Optical fibers are fundamental components in modern science and technology due to their inherent advantages, providing an efficient and secure medium for applications such as internet communication and big data transmission. Compared with single-mode fibers (SMFs), multimode fibers (MMFs) can support a much larger number of guided modes (~10³ to ~10⁴), offering the attractive advantage of high-capacity information and image transportation within the diameter of a hair. This capability has positioned MMFs as a critical tool in fields such as quantum information and micro-endoscopy.

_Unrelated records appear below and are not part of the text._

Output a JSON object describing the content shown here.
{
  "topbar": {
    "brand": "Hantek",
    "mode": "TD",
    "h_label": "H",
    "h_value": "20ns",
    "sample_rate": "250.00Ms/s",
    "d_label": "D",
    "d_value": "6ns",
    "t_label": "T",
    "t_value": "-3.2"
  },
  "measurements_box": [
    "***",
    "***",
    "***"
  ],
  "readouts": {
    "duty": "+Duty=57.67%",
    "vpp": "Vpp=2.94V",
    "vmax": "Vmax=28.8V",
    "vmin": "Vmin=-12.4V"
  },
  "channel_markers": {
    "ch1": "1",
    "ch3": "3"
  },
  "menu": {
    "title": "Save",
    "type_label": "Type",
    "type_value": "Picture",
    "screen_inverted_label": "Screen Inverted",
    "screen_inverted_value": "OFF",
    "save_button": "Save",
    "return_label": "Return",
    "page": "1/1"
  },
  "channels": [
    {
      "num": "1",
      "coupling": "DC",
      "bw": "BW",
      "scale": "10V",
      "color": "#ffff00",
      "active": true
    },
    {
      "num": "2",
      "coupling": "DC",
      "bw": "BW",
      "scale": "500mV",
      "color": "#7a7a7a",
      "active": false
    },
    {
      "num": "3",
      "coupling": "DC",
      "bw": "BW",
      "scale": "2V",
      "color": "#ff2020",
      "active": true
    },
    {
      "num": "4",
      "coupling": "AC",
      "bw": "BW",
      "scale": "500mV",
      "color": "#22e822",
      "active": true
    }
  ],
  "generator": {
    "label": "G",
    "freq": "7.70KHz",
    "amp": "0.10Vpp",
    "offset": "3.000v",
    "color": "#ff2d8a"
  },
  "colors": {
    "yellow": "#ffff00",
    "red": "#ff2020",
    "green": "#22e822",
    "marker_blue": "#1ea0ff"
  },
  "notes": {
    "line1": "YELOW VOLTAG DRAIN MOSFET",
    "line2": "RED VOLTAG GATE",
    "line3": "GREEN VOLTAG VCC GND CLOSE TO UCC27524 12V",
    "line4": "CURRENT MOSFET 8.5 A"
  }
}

However, MMFs pose a significant challenge: their highly scattering nature introduces severe modal dispersion during transmission, which significantly degrades the quality of transmitted information. Existing technologies, such as artificial neural networks (ANNs) and spatial light modulators (SLMs), have achieved limited success in reconstructing distorted images after MMF transmission. Despite these advancements, the direct optical transmission of undistorted images through MMFs using micron-scale integrated optical components has remained an elusive goal in optical research.

Addressing the longstanding challenges of multi-mode fiber (MMF) transmission, the research team led by Prof. Qiming Zhang and Associate Prof. Haoyi Yu from the School of Artificial Intelligence Science and Technology (SAIST) at the University of Shanghai for Science and Technology (USST) has introduced a groundbreaking solution. The study is published in the journal Nature Photonics.